Há grandes riscos em acreditar no “solucionismo técnico”, isto é, em adotar soluções técnicas para problemas que, na verdade, exigem uma resposta flexível às mudanças do atual cenário. Por isso, é preciso reconhecer que não existe uma ferramenta antifraude perfeita, assim como não é possível admitir a mera transposição de práticas desenvolvidas para o ambiente presencial ao ambiente on-line. Por exemplo, o uso de IA que analisa a imagem da webcam ou outros indicadores biométricos durante uma prova tradicional, além de não resolver o problema de segurança, é eticamente questionável pelo potencial de viés e eficácia diferenciada desses algoritmos para diversos grupos de candidatos. 

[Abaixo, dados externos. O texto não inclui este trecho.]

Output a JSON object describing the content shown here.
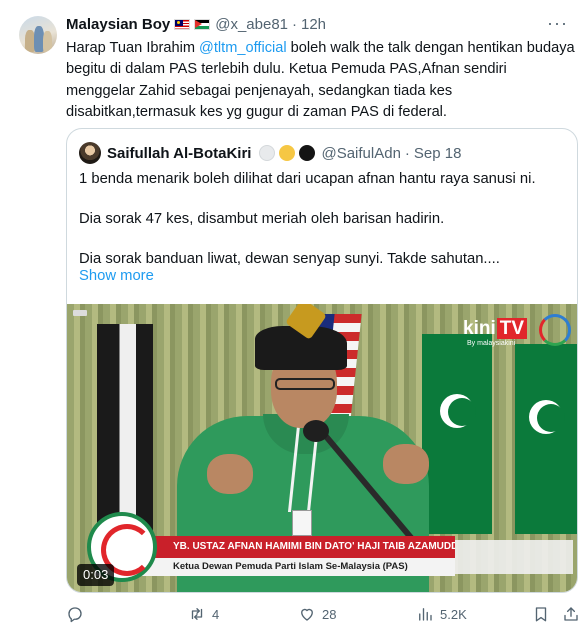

Em vez de forçar práticas antigas em ambientes on-line, uma atitude mais sustentável e em consonância com nossa excelência acadêmica é analisar como adaptar nossas práticas para aproveitar as potencialidades do ambiente on-line, sem perder de vista nossos valores fundamentais. Assim, ao invés de tentar impedir artificialmente o uso de recursos durante a prova, seria melhor repensar a concepção da prova para que esta reflita de forma autêntica o futuro ambiente de estudo e pesquisa ou de trabalho.

O Centro Interdepartamental de Línguas da FFLCH/USP está bem posicionado para enfrentar essa tarefa. Além de ter longa tradição em avaliação de competências linguístico-discursivas, mantém estreita relação com os programas de pós-graduação da USP. Durante o período da pandemia, o centro desenvolveu um protocolo de aplicação de provas on-line, usando a plataforma de cursos on-line Moodle Extensão, um sistema mantido, na infraestrutura da própria USP, pela STI e a PRCEU. Acreditamos que, com o devido apoio institucional, o Centro Interdepartamental de Línguas dará continuidade ao desenvolvimento de práticas inovadoras que atenderão às demandas dos programas de pós-graduação, avaliando candidatos por sua competência autêntica e contextualizada, respondendo à importância dessa etapa dentro dos respectivos processos seletivos.